Among other details gleaned about the maid were her possible links to criminal activities, including drug dealing and money laundering, a law enforcement official told The New York Times.
Within a day of the alleged rape attempt, the maid was recorded speaking on the phone with a boyfriend jailed for possessing 400 pounds (180 kilograms) of marijuana and discussing the benefits of pursuing charges, according to the newspaper.
When the conversation was translated from Fulani, the maid's native language, investigators became concerned.
"She says words to the effect of, 'Don't worry, this guy has a lot of money. I know what I'm doing,'" the Times quoted one of the officials as saying.
The paper said the man was one of several individuals who made multiple cash deposits totaling around $100,000 into the woman's bank account over the last two years.
Further eroding her credibility were claims of prostitution from the tabloid New York Post quoting a prosecution source, saying the accuser had played host to a parade of paying male visitors in the weeks after Strauss-Kahn's arrest, the newspaper reported.
"While she was under our supervision, there were multiple 'dates' and encounters at the hotel on the DA's dime," the source said.
The sensational twists raised hopes among Strauss-Kahn's ardent supporters that the case will collapse and the Socialist party favorite will return to frontline politics, possibly even as a candidate to challenge French President Nicolas Sarkozy in 2012 elections.

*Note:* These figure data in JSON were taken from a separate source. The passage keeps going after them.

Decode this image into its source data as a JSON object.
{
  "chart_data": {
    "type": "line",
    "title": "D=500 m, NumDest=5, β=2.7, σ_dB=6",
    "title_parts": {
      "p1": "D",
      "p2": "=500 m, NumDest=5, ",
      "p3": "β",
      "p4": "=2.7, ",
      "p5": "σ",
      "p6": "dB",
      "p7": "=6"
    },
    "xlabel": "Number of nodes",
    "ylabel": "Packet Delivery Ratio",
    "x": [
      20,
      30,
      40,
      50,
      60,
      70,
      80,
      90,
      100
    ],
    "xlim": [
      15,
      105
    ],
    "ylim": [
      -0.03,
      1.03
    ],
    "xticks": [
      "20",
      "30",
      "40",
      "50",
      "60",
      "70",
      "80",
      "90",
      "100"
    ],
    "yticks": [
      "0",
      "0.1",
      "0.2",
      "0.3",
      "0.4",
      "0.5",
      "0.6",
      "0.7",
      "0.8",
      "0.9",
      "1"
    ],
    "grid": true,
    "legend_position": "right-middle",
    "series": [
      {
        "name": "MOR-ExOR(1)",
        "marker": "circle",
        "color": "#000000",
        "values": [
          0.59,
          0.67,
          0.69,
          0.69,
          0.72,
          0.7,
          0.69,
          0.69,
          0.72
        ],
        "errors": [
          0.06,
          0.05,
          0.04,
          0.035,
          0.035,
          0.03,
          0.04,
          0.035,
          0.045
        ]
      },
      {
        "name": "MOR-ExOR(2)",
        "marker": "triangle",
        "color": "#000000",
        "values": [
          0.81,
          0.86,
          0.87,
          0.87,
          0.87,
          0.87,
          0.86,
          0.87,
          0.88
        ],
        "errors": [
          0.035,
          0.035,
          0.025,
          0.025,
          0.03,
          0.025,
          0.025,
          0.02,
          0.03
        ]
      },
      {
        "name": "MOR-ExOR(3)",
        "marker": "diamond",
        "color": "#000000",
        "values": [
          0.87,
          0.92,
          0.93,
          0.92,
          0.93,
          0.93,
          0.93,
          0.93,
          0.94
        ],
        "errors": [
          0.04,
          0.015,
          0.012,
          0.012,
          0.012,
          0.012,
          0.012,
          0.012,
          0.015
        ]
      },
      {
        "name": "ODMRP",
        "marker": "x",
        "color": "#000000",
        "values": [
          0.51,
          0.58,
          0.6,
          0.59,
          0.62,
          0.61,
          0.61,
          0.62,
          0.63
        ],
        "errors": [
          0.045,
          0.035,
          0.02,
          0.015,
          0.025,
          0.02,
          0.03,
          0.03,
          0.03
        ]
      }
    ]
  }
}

In a hint of just how possible a Strauss-Kahn bid may be, fellow socialist Segolene Royal, a candidate in the presidential vote, said she had no problem delaying the process to make room for him.
But the current deadline for declaring in the Socialist Party primary is July 13 -- five days before Strauss-Kahn's next scheduled court appearance in New York.
And authorities will keep his passport pending possible trial, meaning he cannot travel outside of the United States, though his $1 million bail and $5 million bond will now be returned.
Despite the maid's shattered credibility, Vance vowed to continue the investigations until prosecutors had uncovered all the facts.
"Today's proceedings did not dismiss the indictment or any of the charges against the defendant," he stressed.
Legal analysts, however, said the case was likely dead in the water and would be dismissed.
According to the accuser's initial grand jury testimony, she fled Strauss-Kahn's luxury hotel suite immediately after the May 14 attack and waited in the hallway before informing a supervisor.
But, prosecutors revealed, the 32-year-old subsequently changed her story, admitting she actually cleaned another room and even returned to start cleaning Strauss-Kahn's suite before alerting her bosses.
Strauss-Kahn's attorneys William Taylor and Benjamin Brafman said the disclosures "only further confirm that he will be fully exonerated."
Outside the courtroom, the maid's lawyer Kenneth Thompson admitted his client had made "some mistakes," but insisted forensic evidence would prove Strauss-Kahn was guilty of a brutal sexual assault.
Neighbors in the accuser's Bronx neighborhood, including many fellow Guineans, were philosophical.
"Maybe she lied. It just ends up hurting all Guineans if people have less than good intentions," said Tidiane Ba, speaking in French. "But we have to let the courts do their job."
Others offered her their full support.
"I do not think she lied because a Fulani woman cannot lie," said a young restaurant waiter who declined to reveal his name.